Despite Rufus Sewell doing all he could with the material, Zen’s romance with Tanya seemed incredibly corny and all their scenes together were horribly cringeworthy and stupid, so stupid.  And as if we needed further cheesy rubbish, the introduction of a femme fatale prosecutor, also hot for our man, was handled with all the subtlety of Benny Hill. 

Even Zen’s scenes with his mother were poorly done; stilted, uncomfortable, and faintly embarrassing.  But, of course, a major contribution to all this week’s problems was the clichéd dialogue and the tendency of the writers to state the obvious, rather than trust the audience to work it out.  Stop getting characters to say Zen has integrity, for instance.  Show us, instead.   Argh.

Zen ep 1

It’s the tail end of the holidays, so things have been very slow on the tv front this past week.  So slow I even gave the new series of Primeval a go (short review: it was pretty bad) and so slow I fell asleep on the sofa last night when I was supposed to start watching Zen. 

Undeterred, I managed to catch up with it this morning – and everything just slowed down even more.  The first in a three-part series based on Michael Dibdin’s novels about an apparently incorruptible Italian detective (or so the characters KEPT saying),  it looked absolutely gorgeous.  Wonderfully Euro-retro, right from the chic 70’s style titles to the impeccably tailored black suits and beautiful cinematography, it was all incredibly elegant and tasteful.  As was Aurelio Zen himself, perfectly played by the beguiling Rufus Sewell with an equally exquisite (if entirely one-dimensional) love interest in the form of Caterina Murino to match. 

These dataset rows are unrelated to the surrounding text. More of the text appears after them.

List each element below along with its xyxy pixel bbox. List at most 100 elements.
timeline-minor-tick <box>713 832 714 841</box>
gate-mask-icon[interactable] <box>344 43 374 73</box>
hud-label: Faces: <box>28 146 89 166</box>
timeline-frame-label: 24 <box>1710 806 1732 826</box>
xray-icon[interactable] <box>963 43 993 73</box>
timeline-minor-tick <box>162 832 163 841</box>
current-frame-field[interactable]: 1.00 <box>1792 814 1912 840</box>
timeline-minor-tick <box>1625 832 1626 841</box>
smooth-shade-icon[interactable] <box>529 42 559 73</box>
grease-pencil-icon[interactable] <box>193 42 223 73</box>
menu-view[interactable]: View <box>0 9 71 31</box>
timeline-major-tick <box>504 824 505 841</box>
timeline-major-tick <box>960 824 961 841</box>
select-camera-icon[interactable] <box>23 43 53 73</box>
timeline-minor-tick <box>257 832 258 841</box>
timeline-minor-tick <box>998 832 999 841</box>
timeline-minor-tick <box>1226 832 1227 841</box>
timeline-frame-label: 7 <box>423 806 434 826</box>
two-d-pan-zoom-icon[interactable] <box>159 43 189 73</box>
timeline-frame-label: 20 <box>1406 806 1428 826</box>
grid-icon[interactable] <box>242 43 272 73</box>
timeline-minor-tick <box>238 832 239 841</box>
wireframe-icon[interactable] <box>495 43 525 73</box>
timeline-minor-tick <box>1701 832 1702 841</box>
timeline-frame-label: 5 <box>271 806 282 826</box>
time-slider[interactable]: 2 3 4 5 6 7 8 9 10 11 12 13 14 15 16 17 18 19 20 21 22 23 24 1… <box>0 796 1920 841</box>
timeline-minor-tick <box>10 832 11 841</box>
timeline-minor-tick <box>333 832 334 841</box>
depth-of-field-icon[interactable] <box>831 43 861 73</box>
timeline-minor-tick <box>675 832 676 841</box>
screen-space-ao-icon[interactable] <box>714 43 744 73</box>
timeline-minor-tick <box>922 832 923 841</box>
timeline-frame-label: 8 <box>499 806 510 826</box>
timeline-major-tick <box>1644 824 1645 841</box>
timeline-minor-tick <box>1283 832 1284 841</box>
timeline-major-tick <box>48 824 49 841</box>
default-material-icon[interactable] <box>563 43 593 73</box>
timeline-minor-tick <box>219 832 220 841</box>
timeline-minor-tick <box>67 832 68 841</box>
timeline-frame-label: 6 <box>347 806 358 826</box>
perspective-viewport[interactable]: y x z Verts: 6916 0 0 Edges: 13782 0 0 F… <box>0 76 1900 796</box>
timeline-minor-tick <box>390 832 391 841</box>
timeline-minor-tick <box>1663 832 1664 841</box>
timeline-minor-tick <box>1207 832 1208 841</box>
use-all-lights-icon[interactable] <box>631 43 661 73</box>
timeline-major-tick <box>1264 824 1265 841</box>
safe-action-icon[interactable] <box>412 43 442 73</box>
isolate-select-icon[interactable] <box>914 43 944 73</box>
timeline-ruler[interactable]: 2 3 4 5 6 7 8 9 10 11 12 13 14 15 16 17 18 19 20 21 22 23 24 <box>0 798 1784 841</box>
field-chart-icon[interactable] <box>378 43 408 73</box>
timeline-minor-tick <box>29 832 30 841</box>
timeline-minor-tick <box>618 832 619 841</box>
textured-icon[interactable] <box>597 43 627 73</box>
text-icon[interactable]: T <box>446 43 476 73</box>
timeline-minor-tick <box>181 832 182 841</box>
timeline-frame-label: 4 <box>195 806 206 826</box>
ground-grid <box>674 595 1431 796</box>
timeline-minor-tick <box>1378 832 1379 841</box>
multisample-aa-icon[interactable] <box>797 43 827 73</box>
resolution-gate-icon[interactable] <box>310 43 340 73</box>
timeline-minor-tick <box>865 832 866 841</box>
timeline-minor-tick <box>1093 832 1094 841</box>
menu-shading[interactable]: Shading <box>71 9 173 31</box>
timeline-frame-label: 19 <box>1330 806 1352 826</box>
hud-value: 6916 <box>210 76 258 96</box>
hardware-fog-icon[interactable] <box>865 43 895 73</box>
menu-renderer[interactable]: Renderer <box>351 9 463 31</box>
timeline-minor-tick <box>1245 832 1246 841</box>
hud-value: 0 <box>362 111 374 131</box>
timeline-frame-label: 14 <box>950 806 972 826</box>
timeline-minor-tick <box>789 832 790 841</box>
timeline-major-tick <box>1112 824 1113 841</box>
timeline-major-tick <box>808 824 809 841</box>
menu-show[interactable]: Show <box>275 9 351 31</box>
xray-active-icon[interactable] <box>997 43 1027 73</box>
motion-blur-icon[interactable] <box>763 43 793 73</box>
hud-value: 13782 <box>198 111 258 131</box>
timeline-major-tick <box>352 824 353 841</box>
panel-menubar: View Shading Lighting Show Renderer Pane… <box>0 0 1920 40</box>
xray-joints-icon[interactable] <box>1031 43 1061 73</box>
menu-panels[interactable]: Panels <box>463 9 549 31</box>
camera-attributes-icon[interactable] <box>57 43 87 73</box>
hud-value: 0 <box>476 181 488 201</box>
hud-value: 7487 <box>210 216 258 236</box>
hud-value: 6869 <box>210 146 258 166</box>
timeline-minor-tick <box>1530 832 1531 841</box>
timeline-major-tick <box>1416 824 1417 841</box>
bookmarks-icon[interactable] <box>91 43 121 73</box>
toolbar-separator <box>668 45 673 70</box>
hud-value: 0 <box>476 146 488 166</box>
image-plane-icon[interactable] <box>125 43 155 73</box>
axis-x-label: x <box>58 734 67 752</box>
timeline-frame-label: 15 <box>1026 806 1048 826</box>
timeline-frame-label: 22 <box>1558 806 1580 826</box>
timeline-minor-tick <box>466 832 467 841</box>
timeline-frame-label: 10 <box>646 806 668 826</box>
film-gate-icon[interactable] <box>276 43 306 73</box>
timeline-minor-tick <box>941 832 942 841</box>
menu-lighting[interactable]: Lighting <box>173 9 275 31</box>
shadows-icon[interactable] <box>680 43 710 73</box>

All this style and refinement was almost overwhelming, to be honest, sitting watching in my big cardie and pj’s.  It seemed to have overwhelmed the show as well, as, so focused was it on the sublime aesthetics, that it didn’t really move very fast.  Or indeed, very far.  There wasn’t much to Zen – a plot that wasn’t particularly complicated, characterisation that was fairly perfunctory, and some lovely Italian countryside – but with great elegance comes great languidness; it seemed to take forever.  And forever is nice enough when it looks so pretty, but it’s also a bit dull.  Lovingly made, decently acted, and utterly ravishing .  But quite, quite dull.  Unless the next episode is significantly faster, I can’t see me making it through the series.